3. a process for recovering the compound Epothilone E of claim 2 wherein:

(a1) culturing Sorangiumcellulosum DSM6773 in the presence of an adsorbent resin and separating from the adsorbent resin, or

(a2) Treating all or a portion of the isolated culture from step (a1) with a methanolic solution of Epothilone A, incubating the culture treated with Epothilone A, and then treating with an adsorbent resin;

(b) separating the adsorbent resin from the culture, eluting with methanol, and concentrating the eluate to obtain crude extract;

(c) partitioning the crude extract between ethyl acetate and water, separating ethyl acetate phase, and concentrating to oil;

(d) the above oil was subjected to reverse phase chromatographic separation under the following conditions:

column material: nucleosil 100C-187 μm

Column size: 250 x 4mm

Eluent: methanol/water ratio of 60: 40

Flow rate: 1.2ml/min

And isolating a fraction containing the biotransformants, which fraction is detectable by UV extinction at 254nm, the R of which_tThe value was 5.0min, and the biotransformants were then isolated.

4. A method according to claim 3, wherein in step (a1) cultures are isolated which have been cultured for 3 or 4 or more days.

5. The method of claim 3 or 4, wherein the incubation in step (a2) is carried out for 1 or 2 or more days.

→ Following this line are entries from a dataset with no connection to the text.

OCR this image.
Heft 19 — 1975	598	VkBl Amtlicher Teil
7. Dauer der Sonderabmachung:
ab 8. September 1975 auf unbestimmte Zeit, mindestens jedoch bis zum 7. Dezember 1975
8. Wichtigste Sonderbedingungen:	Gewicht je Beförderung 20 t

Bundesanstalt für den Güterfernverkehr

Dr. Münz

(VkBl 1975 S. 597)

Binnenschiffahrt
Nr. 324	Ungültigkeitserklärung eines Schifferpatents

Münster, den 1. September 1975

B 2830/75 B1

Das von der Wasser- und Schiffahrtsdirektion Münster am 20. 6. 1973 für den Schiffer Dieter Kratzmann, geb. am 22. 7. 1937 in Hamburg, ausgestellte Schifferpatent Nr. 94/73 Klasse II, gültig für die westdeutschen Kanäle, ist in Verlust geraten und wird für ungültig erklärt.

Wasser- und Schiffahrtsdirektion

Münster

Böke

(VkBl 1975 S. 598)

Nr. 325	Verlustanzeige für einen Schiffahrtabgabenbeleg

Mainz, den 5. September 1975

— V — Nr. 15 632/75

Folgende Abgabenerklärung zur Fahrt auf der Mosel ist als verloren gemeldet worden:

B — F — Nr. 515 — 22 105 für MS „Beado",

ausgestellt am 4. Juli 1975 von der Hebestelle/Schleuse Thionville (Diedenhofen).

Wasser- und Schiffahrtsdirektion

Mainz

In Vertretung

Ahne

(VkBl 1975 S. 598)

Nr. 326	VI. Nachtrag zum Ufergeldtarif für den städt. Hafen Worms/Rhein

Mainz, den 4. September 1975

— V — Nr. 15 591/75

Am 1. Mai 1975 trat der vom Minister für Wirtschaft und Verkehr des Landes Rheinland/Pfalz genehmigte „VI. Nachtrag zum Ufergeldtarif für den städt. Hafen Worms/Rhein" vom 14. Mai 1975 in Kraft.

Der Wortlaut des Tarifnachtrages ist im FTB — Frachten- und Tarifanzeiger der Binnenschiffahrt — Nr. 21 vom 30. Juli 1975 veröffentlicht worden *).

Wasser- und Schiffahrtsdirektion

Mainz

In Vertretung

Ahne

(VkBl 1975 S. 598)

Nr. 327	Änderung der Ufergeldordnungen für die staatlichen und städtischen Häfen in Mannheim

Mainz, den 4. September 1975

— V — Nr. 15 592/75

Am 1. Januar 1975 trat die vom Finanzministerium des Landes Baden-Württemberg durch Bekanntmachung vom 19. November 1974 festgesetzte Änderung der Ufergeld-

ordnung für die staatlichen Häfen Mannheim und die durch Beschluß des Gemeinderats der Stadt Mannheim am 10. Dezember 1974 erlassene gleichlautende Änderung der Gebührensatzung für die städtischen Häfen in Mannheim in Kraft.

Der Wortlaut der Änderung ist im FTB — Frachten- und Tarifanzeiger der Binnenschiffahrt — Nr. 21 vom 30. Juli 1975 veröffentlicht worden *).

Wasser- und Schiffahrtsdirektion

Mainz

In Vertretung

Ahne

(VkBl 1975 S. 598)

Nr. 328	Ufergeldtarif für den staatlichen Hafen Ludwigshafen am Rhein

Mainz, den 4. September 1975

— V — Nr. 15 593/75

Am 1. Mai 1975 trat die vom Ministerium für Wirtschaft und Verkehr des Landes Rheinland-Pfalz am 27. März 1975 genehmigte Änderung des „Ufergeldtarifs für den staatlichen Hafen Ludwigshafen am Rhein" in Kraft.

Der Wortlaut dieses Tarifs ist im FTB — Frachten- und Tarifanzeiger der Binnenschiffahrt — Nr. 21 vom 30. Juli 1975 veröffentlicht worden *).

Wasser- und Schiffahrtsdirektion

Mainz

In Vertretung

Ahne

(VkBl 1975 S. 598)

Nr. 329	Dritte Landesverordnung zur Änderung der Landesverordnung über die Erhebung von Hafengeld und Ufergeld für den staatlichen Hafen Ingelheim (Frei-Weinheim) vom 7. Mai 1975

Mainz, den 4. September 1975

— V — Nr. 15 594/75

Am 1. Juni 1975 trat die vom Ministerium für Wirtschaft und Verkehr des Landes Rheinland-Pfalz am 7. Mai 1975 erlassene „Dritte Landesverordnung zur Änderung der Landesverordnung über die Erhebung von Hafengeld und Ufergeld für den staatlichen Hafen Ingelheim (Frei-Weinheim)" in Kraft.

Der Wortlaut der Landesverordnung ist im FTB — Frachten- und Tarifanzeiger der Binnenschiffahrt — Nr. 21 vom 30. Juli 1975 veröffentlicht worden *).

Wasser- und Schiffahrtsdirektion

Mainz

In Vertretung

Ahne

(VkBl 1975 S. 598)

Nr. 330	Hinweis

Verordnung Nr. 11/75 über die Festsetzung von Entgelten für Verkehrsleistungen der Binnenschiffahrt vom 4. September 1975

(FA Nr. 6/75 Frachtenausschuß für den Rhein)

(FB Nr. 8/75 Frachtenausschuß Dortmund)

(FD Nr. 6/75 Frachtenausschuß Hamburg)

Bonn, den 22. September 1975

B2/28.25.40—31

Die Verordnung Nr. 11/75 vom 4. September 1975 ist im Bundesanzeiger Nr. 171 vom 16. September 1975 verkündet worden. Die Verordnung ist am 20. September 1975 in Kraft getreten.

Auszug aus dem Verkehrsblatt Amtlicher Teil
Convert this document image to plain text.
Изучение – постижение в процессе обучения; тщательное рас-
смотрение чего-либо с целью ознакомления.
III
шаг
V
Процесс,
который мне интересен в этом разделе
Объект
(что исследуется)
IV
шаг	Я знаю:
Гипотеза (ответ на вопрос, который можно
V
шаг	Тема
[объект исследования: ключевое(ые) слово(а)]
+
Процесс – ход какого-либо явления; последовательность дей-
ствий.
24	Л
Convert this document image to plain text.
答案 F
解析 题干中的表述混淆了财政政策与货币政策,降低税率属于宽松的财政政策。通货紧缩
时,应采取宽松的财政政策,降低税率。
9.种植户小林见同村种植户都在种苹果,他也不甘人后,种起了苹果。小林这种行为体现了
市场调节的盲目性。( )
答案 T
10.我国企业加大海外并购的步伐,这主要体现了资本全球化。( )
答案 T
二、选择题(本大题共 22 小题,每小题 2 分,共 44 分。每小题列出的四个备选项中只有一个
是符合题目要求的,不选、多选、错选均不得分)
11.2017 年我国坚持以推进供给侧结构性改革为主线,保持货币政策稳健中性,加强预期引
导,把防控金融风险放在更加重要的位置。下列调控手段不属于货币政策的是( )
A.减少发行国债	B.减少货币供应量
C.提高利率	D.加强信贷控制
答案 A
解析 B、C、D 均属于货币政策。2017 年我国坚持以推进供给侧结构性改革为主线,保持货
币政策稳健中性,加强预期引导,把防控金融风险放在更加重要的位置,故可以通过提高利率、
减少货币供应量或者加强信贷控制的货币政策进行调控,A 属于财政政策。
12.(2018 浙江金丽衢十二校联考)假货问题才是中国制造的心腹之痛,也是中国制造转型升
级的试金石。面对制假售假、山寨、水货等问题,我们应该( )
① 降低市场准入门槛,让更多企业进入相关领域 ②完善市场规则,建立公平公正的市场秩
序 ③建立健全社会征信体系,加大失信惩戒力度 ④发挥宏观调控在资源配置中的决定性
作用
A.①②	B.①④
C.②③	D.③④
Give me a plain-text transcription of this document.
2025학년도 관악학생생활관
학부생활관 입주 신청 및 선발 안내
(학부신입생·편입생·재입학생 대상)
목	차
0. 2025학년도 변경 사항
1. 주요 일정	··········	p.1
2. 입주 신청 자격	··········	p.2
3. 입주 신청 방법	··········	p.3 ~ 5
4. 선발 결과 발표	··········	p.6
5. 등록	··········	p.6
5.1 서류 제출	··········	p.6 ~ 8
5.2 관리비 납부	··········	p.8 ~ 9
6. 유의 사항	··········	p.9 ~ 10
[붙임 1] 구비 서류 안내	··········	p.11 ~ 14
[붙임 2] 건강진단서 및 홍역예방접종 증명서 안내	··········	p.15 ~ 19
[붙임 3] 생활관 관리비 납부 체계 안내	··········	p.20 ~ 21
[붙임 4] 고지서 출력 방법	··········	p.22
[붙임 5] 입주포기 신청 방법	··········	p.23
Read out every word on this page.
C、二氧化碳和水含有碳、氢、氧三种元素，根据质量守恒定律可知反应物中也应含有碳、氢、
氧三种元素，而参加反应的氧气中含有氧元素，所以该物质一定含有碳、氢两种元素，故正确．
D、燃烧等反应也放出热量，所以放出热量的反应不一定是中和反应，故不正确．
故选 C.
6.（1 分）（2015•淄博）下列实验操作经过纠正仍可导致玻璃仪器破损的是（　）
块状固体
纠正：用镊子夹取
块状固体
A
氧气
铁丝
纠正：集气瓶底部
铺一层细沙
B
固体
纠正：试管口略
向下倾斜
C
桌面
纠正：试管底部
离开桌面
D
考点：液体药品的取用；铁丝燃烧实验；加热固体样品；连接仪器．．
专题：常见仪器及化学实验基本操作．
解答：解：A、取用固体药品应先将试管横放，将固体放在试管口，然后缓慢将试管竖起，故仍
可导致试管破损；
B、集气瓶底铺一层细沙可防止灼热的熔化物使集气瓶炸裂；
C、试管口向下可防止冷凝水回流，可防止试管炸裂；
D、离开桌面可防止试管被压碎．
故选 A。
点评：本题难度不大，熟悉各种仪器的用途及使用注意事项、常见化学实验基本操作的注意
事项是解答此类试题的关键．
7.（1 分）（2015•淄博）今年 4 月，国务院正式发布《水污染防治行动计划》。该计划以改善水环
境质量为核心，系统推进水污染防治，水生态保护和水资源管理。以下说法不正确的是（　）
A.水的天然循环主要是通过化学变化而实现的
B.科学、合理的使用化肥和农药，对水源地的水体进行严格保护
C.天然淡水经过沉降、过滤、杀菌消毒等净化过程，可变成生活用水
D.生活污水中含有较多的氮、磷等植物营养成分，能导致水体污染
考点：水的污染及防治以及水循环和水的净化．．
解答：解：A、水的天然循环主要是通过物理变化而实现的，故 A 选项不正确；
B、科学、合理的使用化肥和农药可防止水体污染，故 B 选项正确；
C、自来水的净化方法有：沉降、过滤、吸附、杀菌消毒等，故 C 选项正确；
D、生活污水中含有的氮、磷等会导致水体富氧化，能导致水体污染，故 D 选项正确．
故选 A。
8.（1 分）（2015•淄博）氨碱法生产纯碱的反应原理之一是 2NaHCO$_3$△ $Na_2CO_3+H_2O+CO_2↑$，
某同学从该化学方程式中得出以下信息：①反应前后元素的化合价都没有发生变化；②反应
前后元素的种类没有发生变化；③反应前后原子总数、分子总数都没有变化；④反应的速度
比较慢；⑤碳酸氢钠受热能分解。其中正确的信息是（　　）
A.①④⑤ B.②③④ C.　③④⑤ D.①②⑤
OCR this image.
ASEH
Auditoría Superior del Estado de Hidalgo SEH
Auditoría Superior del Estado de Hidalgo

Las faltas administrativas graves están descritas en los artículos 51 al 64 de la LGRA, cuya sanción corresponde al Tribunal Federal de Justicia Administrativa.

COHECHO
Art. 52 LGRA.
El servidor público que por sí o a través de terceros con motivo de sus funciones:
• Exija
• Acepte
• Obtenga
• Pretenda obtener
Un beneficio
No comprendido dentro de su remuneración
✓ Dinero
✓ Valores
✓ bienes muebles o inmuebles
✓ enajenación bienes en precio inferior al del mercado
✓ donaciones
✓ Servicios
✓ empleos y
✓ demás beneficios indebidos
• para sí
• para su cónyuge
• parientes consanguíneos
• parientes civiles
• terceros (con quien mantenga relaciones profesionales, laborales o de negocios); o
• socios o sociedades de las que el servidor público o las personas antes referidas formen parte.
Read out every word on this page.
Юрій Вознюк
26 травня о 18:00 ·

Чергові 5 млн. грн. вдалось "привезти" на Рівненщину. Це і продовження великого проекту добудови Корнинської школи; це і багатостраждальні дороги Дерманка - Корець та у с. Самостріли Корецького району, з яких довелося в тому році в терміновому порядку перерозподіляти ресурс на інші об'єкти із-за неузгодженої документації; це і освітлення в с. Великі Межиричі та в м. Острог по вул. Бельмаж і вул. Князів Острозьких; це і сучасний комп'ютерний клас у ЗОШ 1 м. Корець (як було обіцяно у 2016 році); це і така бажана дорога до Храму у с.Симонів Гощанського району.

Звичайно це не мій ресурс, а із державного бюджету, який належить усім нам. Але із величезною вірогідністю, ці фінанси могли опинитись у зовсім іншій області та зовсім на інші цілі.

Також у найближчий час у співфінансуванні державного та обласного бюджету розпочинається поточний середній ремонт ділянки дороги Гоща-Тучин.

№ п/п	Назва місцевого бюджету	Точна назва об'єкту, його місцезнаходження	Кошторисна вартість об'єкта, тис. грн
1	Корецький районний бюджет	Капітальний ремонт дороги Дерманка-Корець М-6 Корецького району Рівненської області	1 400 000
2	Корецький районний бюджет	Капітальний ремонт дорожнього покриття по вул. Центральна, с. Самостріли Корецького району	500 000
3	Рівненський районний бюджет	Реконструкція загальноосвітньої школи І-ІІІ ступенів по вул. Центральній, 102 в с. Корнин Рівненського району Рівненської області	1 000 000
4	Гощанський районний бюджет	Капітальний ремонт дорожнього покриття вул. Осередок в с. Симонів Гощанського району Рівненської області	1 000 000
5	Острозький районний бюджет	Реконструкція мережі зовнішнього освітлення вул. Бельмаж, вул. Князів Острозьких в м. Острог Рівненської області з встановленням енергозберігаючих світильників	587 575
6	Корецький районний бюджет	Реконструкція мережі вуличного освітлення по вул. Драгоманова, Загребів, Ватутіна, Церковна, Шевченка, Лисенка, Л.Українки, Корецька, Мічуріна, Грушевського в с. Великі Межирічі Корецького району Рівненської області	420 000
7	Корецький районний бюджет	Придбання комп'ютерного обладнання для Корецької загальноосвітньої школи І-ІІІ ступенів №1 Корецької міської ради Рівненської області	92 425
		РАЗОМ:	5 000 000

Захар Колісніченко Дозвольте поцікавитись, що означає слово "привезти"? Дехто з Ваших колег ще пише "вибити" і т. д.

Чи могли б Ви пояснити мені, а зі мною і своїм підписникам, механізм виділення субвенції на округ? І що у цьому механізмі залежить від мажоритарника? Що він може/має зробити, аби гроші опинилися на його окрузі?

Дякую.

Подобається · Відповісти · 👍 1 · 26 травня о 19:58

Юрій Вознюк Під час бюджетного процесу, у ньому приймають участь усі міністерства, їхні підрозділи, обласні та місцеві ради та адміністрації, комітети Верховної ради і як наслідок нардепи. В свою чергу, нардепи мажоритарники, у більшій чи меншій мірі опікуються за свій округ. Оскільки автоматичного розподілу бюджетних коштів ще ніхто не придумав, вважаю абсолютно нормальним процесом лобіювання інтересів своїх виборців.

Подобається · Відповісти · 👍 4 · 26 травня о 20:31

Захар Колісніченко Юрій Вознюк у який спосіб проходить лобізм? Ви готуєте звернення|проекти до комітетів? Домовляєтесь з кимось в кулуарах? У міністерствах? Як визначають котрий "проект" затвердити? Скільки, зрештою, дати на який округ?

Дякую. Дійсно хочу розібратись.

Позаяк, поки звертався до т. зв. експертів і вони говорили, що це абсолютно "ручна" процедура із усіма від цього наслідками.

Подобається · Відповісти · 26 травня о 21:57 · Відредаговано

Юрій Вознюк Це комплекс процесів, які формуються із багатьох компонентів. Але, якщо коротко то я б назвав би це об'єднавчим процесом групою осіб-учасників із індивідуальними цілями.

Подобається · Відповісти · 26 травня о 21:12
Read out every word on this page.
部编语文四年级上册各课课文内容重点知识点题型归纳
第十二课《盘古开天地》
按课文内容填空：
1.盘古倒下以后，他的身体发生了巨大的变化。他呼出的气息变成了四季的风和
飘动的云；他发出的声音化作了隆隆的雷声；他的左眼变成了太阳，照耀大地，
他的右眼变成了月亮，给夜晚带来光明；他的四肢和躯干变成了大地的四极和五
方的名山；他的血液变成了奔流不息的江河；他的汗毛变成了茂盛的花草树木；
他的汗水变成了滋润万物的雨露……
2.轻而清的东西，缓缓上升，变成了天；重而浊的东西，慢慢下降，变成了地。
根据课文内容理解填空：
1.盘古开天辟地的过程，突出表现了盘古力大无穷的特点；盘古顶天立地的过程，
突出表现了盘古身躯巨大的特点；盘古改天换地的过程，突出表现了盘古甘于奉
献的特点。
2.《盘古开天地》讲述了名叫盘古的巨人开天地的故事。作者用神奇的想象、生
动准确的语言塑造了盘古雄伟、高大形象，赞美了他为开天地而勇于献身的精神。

6. A compound of the formula Epothilone F:

Epothilone F：R＝CH₃。

7. a process for recovering the compound of claim 6, Epothilone F, wherein:

(a1) culturing Sorangiumcellulosum DSM6773 in the presence of an adsorbent resin and separating from the adsorbent resin, or

(a2) Treating all or a portion of the isolated culture from step (a1) with a methanolic solution of Epothilone B, incubating the culture treated with Epothilone B, and then treating with an adsorbent resin;

(b) separating the adsorbent resin from the culture, eluting with methanol, and concentrating the eluate to obtain crude extract;

(c) partitioning the crude extract between ethyl acetate and water, separating ethyl acetate phase, and concentrating to oil;

(d) the above oil was subjected to reverse phase chromatographic separation under the following conditions:

column material: nucleosil 100C-187 μm

Column size: 250 x 4mm

Eluent: methanol/water ratio of 60: 40

Flow rate: 1.2ml/min

And isolating a fraction containing the biotransformants, which fraction is detectable by UV extinction at 254nm, the R of which_tThe value was 5.4min, and the biotransformants were then isolated.

8. The method of claim 7, wherein in step (a1) a culture is isolated that has been cultured for 3 or 4 or more days.

9. The method of claim 7 or 8, wherein the culturing in step (a2) is performed for 1 or 2 or more days.

10. A therapeutic composition consisting of at least two of Epothilone D, Epothilone E and Epothilone F, or one or more of these compounds and one or more conventional carriers and/or diluents.

11. Use of a composition according to claim 10 for the manufacture of a therapeutic agent with cytotoxic activity, an immunosuppressant or a therapeutic agent for the treatment of cancer.

12. The use of claim 11, wherein the composition is used as a cytostatic agent.